Johnson City Press • Feb 7, 2020 at 9:58 AM

Whether affordability really factors into the unhealthy decisions to inhale harmful and addictive substances is anyone’s guess, but it might have at least some thinking twice.

What certainly does is help a state mitigate the tremendous burden from health care costs caused by habit-related illnesses.

As Press Staff Writer Brandon Paykamian reported in Tuesday’s edition state data show that nicotine addiction directly impacts state spending. TennCare reported expenditures of nearly $150 million in 2018 for “tobacco-related illness.” This cost represents $147 million for those 21 years and older and $1.7 million for residents under age 21.

A bill in the Tennessee Legislature would tax vapor cartridges at 62 cents each — the same as the tax on a pack of tobacco, while also raising the state’s purchase age for tobacco and e-cigarettes to 21 in compliance with federal law.

State Sen. Rusty Crowe, chairman of the Senate’s Health and Welfare Committee, was noncommittal about the legislation when he addressed the bill for the Press, saying he looked forward to “hearing from the people I serve here in Northeast Tennessee and to the benefit of a full and informative debate.”

Here’s some input for the Johnson City lawmaker and the rest of the General Assembly: Support this bill.

While the jury may be out about whether the chemicals in vapor products are as harmful as the toxins in tobacco, studies have shown the products have toxic ingredients including carcinogens.

Nicotine is an overwhelmingly addictive drug, regardless of how you ingest it. With that in mind, experts continue to issue firm warnings to parents about the popularity of flavored nicotine e-cigarettes among children and the gateway connection to tobacco.

Paykamian reported that in Tennessee, teen use of e-cigarettes has doubled within two years. More than 20% of high school students reported using electronic vapor products and tobacco products in the last 30 days. Nearly 95% of adults who smoke began before the age of 21.

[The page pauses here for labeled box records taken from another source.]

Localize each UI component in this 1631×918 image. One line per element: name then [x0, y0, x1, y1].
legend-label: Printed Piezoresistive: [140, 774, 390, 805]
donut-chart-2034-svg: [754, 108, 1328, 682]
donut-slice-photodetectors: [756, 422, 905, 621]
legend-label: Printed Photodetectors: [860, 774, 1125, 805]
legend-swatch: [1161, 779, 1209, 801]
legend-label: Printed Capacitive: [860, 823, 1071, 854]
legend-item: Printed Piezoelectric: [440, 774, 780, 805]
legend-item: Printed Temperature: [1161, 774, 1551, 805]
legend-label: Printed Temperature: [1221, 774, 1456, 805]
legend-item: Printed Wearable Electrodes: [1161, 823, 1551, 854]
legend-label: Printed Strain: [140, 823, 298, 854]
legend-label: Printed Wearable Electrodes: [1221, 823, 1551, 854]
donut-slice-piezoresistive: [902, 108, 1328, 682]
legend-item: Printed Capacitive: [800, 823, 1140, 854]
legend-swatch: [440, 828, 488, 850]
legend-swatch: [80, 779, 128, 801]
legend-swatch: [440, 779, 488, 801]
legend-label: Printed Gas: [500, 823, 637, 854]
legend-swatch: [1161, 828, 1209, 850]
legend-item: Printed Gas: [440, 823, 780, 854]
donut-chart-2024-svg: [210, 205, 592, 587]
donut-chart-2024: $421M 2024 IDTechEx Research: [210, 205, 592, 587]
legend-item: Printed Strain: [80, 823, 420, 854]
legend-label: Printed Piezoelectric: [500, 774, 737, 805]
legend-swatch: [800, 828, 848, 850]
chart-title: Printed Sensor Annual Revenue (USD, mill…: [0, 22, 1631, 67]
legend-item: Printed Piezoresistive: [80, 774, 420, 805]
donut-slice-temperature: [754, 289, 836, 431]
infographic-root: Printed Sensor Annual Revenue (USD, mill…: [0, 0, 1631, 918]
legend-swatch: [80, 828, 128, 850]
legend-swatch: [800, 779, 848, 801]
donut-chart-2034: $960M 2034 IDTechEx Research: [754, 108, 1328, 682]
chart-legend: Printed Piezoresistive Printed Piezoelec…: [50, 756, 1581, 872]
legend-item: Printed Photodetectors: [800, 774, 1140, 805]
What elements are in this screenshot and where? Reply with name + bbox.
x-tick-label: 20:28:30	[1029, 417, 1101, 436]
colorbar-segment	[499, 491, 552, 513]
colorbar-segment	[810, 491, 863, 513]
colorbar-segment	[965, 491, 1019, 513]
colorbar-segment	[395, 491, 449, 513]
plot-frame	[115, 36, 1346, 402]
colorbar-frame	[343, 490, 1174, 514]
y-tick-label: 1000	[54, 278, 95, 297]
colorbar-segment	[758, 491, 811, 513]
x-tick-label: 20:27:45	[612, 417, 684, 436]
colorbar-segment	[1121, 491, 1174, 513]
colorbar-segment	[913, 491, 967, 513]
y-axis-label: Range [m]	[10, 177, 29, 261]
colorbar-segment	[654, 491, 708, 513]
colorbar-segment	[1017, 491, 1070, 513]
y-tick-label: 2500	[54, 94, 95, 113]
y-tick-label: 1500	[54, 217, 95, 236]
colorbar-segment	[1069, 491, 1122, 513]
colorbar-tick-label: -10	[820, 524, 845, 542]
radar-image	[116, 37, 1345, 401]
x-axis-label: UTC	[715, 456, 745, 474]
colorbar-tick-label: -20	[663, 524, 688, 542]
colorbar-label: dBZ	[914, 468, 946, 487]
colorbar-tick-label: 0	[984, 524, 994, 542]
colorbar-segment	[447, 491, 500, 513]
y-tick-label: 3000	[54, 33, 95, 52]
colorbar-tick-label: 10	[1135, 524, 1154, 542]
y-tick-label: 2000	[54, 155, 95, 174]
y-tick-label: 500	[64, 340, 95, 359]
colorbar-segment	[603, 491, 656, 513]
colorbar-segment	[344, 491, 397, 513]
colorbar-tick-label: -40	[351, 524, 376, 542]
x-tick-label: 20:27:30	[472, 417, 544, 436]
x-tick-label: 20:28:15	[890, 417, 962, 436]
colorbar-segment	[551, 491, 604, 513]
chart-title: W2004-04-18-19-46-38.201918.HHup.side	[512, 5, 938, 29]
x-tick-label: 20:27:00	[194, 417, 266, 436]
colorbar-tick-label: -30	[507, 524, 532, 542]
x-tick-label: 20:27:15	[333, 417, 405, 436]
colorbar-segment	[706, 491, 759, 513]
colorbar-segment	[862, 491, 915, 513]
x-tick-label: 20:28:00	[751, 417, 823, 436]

If those numbers are not reason enough for the state to act, Crowe and his colleagues should listen to the American Heart Association, BlueCross BlueShield of Tennessee, Boys & Girls Clubs of Tennessee, Tennessee Dental Association, Tennessee Hospital Association, Tennessee Medical Association, Tennessee Pharmacists Association, United Ways of Tennessee and Vanderbilt University Medical Center, all of which support the legislation.

Restricting the purchase age and tapping the wallet may be the only ways Tennessee can stem the tide short of outright prohibition.